When a mystery shopper program is introduced, scores do tend to shoot up rapidly. However, over time, they tend to flatten out. While you may then assume the program is no longer working properly, the opposite is actually true. Looking back and recognizing the progress that has been made is more important than looking forward. Mystery shopping serves as a guideline for your store associates to understand and to reinforce the behaviors they should be using every day.
Following a One-And-Done Approach
When mystery shopper scores flatten out in a program, some retailers think the program is no longer needed. Don’t make this mistake! We’ve had cases where the mystery shopping program was stopped and we went back one, two, or three months later to measure performance, only to find it had fallen.
It is important to remember that the program emphasizes behaviors congruent with what is important to the business. Just because the numbers aren’t going up as dramatically as in the beginning of the program, does not mean the program is no longer valuable.
Instead, this is the perfect time to freshen up the surveys and focus on other areas that drive revenue and the brand.
Employing a Set It and Forget It Method
Equally as bad a following a one-and-done approach is thinking that your mystery shopper program will simply run itself. You can’t put your program on autopilot and then expect a great outcome. Attention and analysis is required from both the mystery shopping provider and the end user throughout the entire program.
It’s important to understand up front that mystery shopping is as much about proactive activity as it is about collecting data. For a mystery shopper program to be successful, it takes teamwork, cooperation and a willingness to see reality as well as potential for improvement. The best mystery shopper programs are living and breathing, changing and maturing as the stores change and grow and the business evolves.
It’s a long held belief that a mystery shopper program is a gotcha tactic for retailers to catch their associates doing something wrong.

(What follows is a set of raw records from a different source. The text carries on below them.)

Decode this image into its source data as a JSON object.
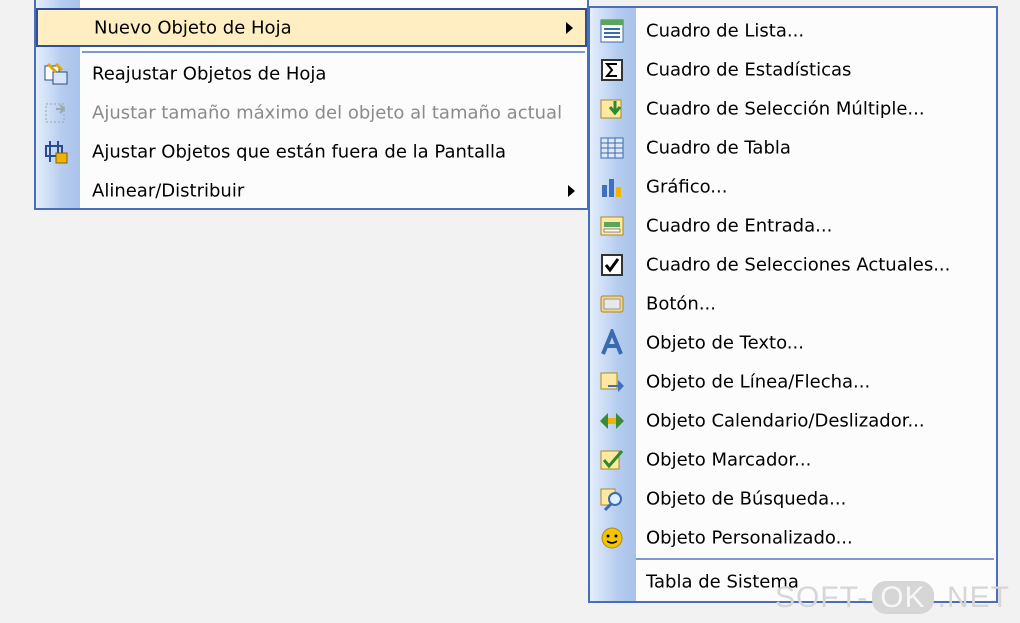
{
  "main_menu": {
    "items": [
      {
        "label": "Nuevo Objeto de Hoja",
        "icon": "none",
        "highlight": true,
        "submenu": true,
        "disabled": false
      },
      {
        "label": "Reajustar Objetos de Hoja",
        "icon": "reset-objects-icon",
        "disabled": false
      },
      {
        "label": "Ajustar tamaño máximo del objeto al tamaño actual",
        "icon": "resize-max-icon",
        "disabled": true
      },
      {
        "label": "Ajustar Objetos que están fuera de la Pantalla",
        "icon": "adjust-offscreen-icon",
        "disabled": false
      },
      {
        "label": "Alinear/Distribuir",
        "icon": "none",
        "submenu": true,
        "disabled": false
      }
    ]
  },
  "sub_menu": {
    "items": [
      {
        "label": "Cuadro de Lista...",
        "icon": "list-box-icon"
      },
      {
        "label": "Cuadro de Estadísticas",
        "icon": "statistics-sigma-icon"
      },
      {
        "label": "Cuadro de Selección Múltiple...",
        "icon": "multi-select-icon"
      },
      {
        "label": "Cuadro de Tabla",
        "icon": "table-grid-icon"
      },
      {
        "label": "Gráfico...",
        "icon": "bar-chart-icon"
      },
      {
        "label": "Cuadro de Entrada...",
        "icon": "input-box-icon"
      },
      {
        "label": "Cuadro de Selecciones Actuales...",
        "icon": "checkmark-icon"
      },
      {
        "label": "Botón...",
        "icon": "button-icon"
      },
      {
        "label": "Objeto de Texto...",
        "icon": "text-a-icon"
      },
      {
        "label": "Objeto de Línea/Flecha...",
        "icon": "arrow-icon"
      },
      {
        "label": "Objeto Calendario/Deslizador...",
        "icon": "slider-icon"
      },
      {
        "label": "Objeto Marcador...",
        "icon": "bookmark-star-icon"
      },
      {
        "label": "Objeto de Búsqueda...",
        "icon": "magnifier-icon"
      },
      {
        "label": "Objeto Personalizado...",
        "icon": "smiley-icon"
      },
      {
        "label": "Tabla de Sistema",
        "icon": "none"
      }
    ]
  },
  "watermark": {
    "left": "SOFT-",
    "middle": "OK",
    "right": ".NET"
  },
  "colors": {
    "highlight": "#ffeec2",
    "border": "#2c4f96",
    "gutter": "#b5ccef"
  }
}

To combat this misconception, we firmly believe that retailers should keep everyone in the loop to reap the greatest benefit from the program.
The best mystery shopper programs find and reward the good behaviors that lead to positive outcomes for the retailer. These programs help to uncover opportunities that need improvement, but the real purpose is to find what’s right and build on that.
Positive recognition breeds change. Associates found doing something right should be rewarded for their positive behaviors in front of their peers. As other associates see the effects of recognition, they’ll want to model the behaviors that lead to accolades and your brand reaps the reward of stores across the company that perform brilliantly.
There’s a lot that goes into designing an effective mystery shopper program. Avoid these common mistakes and you’ll be on the right path toward improving customer experience.